Brano biblico: 1Re 3,7-9 Clicca per vedere le Letture (Vangelo: )

Dalla Parola del giorno

Salomone disse: "Signore mio Dio, io sono un ragazzo; non so come regolarmi. Concedi al tuo servo un cuore docile, perché sappia rendere giustizia al tuo popolo e distinguere il bene dal male".

Come vivere questa parola?

La letteratura dell'Antico Oriente raccoglie un florilegio di preghiere che i re appena eletti solitamente elevavano a Dio per chiedere lunga vita, ricchezza e vittoria contro i nemici.
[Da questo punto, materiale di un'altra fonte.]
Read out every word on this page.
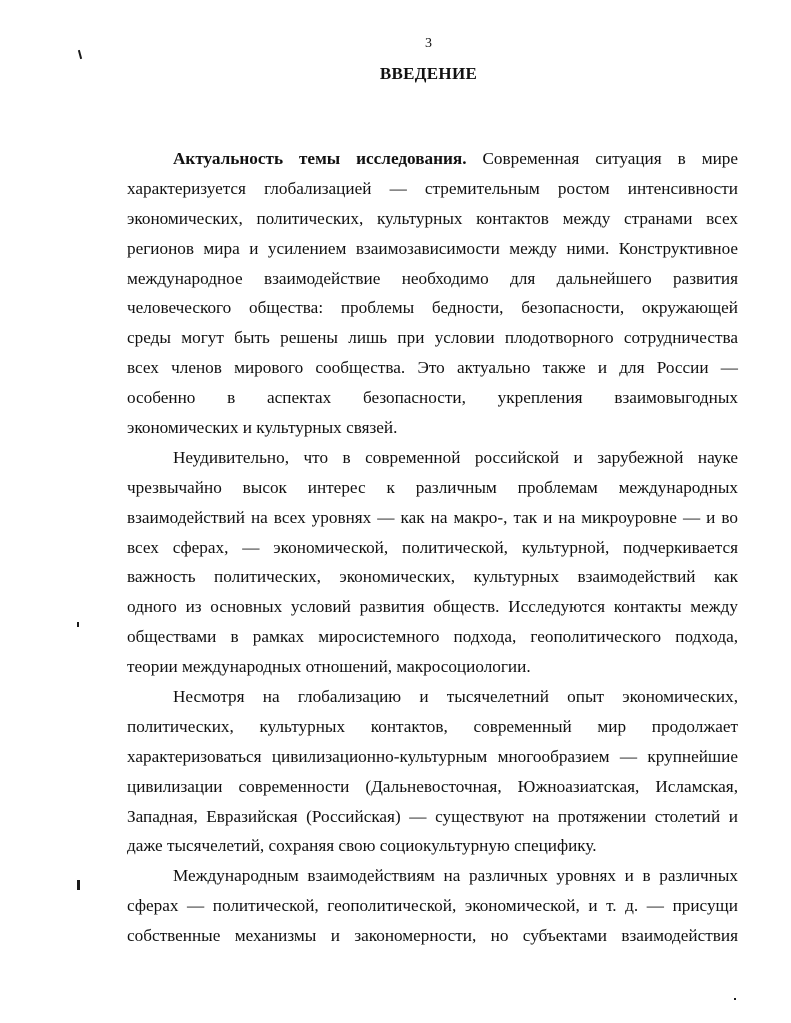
3
ВВЕДЕНИЕ
Актуальность темы исследования. Современная ситуация в мире
характеризуется глобализацией — стремительным ростом интенсивности
экономических, политических, культурных контактов между странами всех
регионов мира и усилением взаимозависимости между ними. Конструктивное
международное взаимодействие необходимо для дальнейшего развития
человеческого общества: проблемы бедности, безопасности, окружающей
среды могут быть решены лишь при условии плодотворного сотрудничества
всех членов мирового сообщества. Это актуально также и для России —
особенно в аспектах безопасности, укрепления взаимовыгодных
экономических и культурных связей.
Неудивительно, что в современной российской и зарубежной науке
чрезвычайно высок интерес к различным проблемам международных
взаимодействий на всех уровнях — как на макро-, так и на микроуровне — и во
всех сферах, — экономической, политической, культурной, подчеркивается
важность политических, экономических, культурных взаимодействий как
одного из основных условий развития обществ. Исследуются контакты между
обществами в рамках миросистемного подхода, геополитического подхода,
теории международных отношений, макросоциологии.
Несмотря на глобализацию и тысячелетний опыт экономических,
политических, культурных контактов, современный мир продолжает
характеризоваться цивилизационно-культурным многообразием — крупнейшие
цивилизации современности (Дальневосточная, Южноазиатская, Исламская,
Западная, Евразийская (Российская) — существуют на протяжении столетий и
даже тысячелетий, сохраняя свою социокультурную специфику.
Международным взаимодействиям на различных уровнях и в различных
сферах — политической, геополитической, экономической, и т. д. — присущи
собственные механизмы и закономерности, но субъектами взаимодействия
Salomone, succeduto a Davide nel governo d'Israele, cosciente della sua responsabilità verso i sudditi e della sua totale dipendenza da Jahvè, si stacca da questo filone di tornaconto e gloria personali e interpellato da Dio in sogno, chiede per sé, in funzione del suo ruolo, la saggezza nel governare, ossia un cuore docile che sappia rendere giustizia al popolo e distinguere il bene dal male.

"Un cuore docile": il Testo Mesoretico precisa: 'in ascolto', ossia capace di discernere con oculata intelligenza la volontà di Dio per viverla e manifestarla rettamente. La gratuità della richiesta di Salomone, scevra da ogni interesse, attira su di sé la compiacenza di Dio che gli concederà non solo il dono di una sapienza straordinaria ma anche prestigio e ricchezza "come nessun re ebbe mai".

Come Salomone anche noi spesso "non sappiamo come regolarci", annaspiamo a fatica sotto il peso di responsabilità che ci superano. Eppure se ci concediamo docili all'azione di Dio accettando d'essere fragili come "ragazzi" e ci consegniamo a Lui umilmente come "servi", fuggendo ogni sterile impennata dell'orgoglio ferito, anche su di noi si stenderà la compiacenza di Dio e via via scopriremo di essere adombrati da uno "spirito intelligente, santo, unico, molteplice, sottile, mobile, penetrante, senza macchia, terso, inoffensivo, amante del bene, acuto, libero, benefico, amico, stabile, sicuro, senz'affanni, onnipotente e onniveggente" (Sap 7,22). Avremo così preso come sposa la sapienza, innamorati della sua infinita bellezza!

Oggi nella mia pausa contemplativa mi lascerò penetrare dallo Spirito di Dio e chiederò a Lui con fiducia il dono della sapienza "perché mi assista e mi affianchi nella mia fatica e io sappia cosa gli è gradito" (cfr. Sap 9,10). Farò mia la preghiera di Suor Elisabetta della Trinità:

"Non è al di fuori che devo cercarti per aderire a Te... Al centro del mio cuore non ho che da nascondermi per perdermi per sempre...in Te".

La voce di una contemplativa del nostro tempo

Tu sei, Signore, lo Sposo di fuoco e di sole, nel cui cuore io, che "non-sono", comincio ad "essere". Quando in te mi abbandono, in te che mi ami immensamente per primo, anche il mio freddo vivere diventa fuoco e vita e i giorni una fiamma del Signore. Mi consegno tutto a te. Sposami o Signore!